The Jets and Giants play in East Rutherford NJ!!!
I'm from Boston. I've been to Jersey a few times, and it's actually a nice little place. A lot of it is very pretty, except for its largest piece of real estate, Gov. Christie.
Longtooth: thanks a lot, you just made me spit coffee all over my keyboard.
Im not going to miss them. if you think for a second anyone in south jersey names the nets over the sixers, you are delusional. the nets are about as useless as the Golden State Warriors.
Jason Kidd was better than Julius Erving????? What the heck is that about?
Not one mention of Dr J. – the best player in Nets history and the man that put the team on the map.
Dr. J didn't play for the nets.
Dr.
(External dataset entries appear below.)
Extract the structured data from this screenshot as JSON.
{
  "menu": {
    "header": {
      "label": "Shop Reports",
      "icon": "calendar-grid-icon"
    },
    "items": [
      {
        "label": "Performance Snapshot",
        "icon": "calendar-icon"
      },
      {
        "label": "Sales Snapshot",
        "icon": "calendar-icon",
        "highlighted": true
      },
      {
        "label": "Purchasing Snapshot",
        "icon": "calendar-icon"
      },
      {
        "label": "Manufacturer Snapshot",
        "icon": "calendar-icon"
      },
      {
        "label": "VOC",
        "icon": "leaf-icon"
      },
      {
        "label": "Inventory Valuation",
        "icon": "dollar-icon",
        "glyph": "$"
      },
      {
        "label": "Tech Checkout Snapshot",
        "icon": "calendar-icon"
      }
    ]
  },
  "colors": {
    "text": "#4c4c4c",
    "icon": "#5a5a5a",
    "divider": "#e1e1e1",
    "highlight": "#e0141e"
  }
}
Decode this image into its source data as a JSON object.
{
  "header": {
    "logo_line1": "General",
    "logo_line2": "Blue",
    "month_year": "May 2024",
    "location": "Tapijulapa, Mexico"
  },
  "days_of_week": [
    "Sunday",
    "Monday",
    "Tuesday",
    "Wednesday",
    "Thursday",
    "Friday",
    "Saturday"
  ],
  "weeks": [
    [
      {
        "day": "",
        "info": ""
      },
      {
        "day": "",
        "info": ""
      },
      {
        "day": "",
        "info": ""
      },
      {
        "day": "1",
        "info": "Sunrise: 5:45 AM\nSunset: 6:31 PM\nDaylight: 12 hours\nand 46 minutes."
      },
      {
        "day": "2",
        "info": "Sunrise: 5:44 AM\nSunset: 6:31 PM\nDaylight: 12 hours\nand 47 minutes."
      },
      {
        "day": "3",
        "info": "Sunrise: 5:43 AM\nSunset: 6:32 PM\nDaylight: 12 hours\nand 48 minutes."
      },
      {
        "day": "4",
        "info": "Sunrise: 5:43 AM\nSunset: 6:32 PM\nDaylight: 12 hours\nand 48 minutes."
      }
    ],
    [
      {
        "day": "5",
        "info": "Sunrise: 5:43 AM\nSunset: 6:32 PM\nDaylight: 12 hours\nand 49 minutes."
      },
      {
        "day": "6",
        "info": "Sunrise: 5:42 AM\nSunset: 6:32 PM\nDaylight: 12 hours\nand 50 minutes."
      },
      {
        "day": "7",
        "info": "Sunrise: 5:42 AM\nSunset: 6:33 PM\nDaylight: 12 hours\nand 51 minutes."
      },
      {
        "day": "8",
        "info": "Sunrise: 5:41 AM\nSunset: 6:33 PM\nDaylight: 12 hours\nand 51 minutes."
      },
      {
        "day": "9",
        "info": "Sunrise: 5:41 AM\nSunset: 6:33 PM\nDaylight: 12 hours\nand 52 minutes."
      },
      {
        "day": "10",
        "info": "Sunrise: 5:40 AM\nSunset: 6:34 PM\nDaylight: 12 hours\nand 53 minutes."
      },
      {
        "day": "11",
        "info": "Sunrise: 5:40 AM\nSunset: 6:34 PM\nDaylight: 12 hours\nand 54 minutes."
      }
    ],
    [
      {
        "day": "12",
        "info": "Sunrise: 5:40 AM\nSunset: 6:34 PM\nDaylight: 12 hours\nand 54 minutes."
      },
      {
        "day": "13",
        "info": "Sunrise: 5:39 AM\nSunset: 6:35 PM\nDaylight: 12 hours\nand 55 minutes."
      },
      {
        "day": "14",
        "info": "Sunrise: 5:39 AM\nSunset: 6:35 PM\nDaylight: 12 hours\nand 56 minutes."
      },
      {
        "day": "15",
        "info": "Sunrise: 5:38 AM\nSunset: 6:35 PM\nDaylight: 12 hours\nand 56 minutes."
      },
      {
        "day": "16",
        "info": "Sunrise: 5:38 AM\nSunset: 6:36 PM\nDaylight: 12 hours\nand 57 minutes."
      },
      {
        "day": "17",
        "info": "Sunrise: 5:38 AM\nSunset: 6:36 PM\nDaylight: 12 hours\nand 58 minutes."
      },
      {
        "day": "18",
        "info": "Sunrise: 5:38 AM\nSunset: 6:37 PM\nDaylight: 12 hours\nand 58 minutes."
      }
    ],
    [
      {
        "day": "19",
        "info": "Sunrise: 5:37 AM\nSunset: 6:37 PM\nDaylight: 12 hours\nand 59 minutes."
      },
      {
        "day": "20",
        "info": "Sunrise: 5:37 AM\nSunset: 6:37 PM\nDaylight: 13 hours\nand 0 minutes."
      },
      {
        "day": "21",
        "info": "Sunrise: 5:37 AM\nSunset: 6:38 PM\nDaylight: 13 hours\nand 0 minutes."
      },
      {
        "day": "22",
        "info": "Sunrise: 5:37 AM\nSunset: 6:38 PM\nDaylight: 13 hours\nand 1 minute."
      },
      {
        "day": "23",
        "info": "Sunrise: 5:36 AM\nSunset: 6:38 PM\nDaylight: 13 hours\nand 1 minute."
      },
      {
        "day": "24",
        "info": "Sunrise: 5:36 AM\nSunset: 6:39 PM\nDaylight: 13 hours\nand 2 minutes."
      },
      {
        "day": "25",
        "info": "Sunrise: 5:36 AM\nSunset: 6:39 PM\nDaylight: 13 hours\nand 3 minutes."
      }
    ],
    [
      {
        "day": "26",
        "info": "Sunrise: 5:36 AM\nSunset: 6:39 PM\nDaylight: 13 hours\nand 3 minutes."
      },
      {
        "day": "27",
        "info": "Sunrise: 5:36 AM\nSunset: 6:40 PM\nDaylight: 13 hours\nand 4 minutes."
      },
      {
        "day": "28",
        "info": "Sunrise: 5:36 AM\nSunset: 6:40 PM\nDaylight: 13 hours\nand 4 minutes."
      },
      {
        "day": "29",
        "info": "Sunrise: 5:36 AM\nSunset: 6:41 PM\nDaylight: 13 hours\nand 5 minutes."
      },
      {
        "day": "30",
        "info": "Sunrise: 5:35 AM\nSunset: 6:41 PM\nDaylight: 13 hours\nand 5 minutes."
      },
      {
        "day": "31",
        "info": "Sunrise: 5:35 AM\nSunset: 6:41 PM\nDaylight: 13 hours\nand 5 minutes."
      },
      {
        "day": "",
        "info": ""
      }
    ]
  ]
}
J played for the Nets when they were the last ABA champion in 1976.
Chris Christie shows his class once again and further adds to the New Jersey stereotypical image.
I'm pretty sure Dr. J didn't play for the Nets while they were in New Jersey...he played for the New York Nets.
Dr. J played for the New York Nets in the ABA. He never played for the NJ Nets in the NBA. His entire NBA career was in Philly.
It's NBA basketball. Snoooooozzzzzzeeeeee! A 10 game season and a 157 game playoffs schedule–or some such silly arrangement. Cazillions in player payrolls and most are broke 2 years after their careers are over.
Nice comments Governor Christie. Glad you are not the governor of my state!!
Vince Carter's fault.
Yeah! Too bad they had to come back and play at all this year. I was hoping the lock out would last all season. UGH.
Christie for President !!! I wish the Nets would just keep going out into the Atlantic ocean.
The Nets suck. They belong in Brooklyn.